In questo quadro istituzionale complesso il nuovo presidente ha delineato un programma che punta a rafforzare il ruolo dell'AIA quale infrastruttura tecnica di sistema. Tra gli impegni immediati figurano l'avvio di un Piano nazionale per i dati zootecnici, con indicatori comuni su produzione, sanità, benessere animale, ambiente, qualità e redditività, adattati alle diverse specie e filiere; investimenti in infrastrutture digitali e laboratori; supporto ai giovani allevatori attraverso formazione e accesso al credito; valorizzazione delle razze autoctone. La rete AIA/ARA dovrà essere rafforzata nella governance e nella standardizzazione dei processi, con l'obiettivo dichiarato di rendere i dati non solo raccolti, ma affidabili, confrontabili e utilizzabili da allevatori, associazioni regionali e nazionali, ricerca e stakeholder di filiera. 

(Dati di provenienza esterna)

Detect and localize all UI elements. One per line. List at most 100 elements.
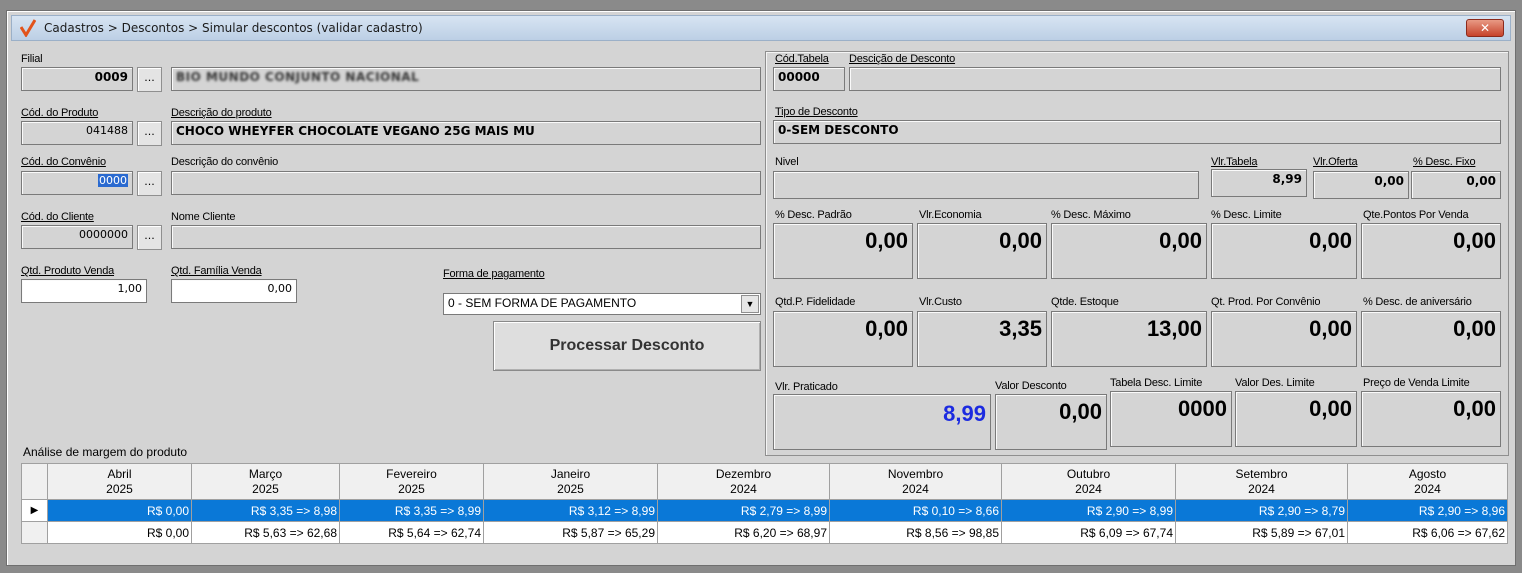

La sfida sottostante è di natura istituzionale, oltre che tecnica: governare un sistema in cui l'AIA è soggetto terzo indispensabile per la raccolta dati, ma non detiene i libri genealogici né elabora gli indici genetici, in un contesto in cui il numero di enti selezionatori è cresciuto e la concorrenza tra di essi, almeno sulla Frisona,  è ora una realtà normativa. Costruire un punto di convergenza tra questi soggetti, garantendo qualità e uniformità del dato zootecnico nazionale, è la vera sfida del mandato Prandini.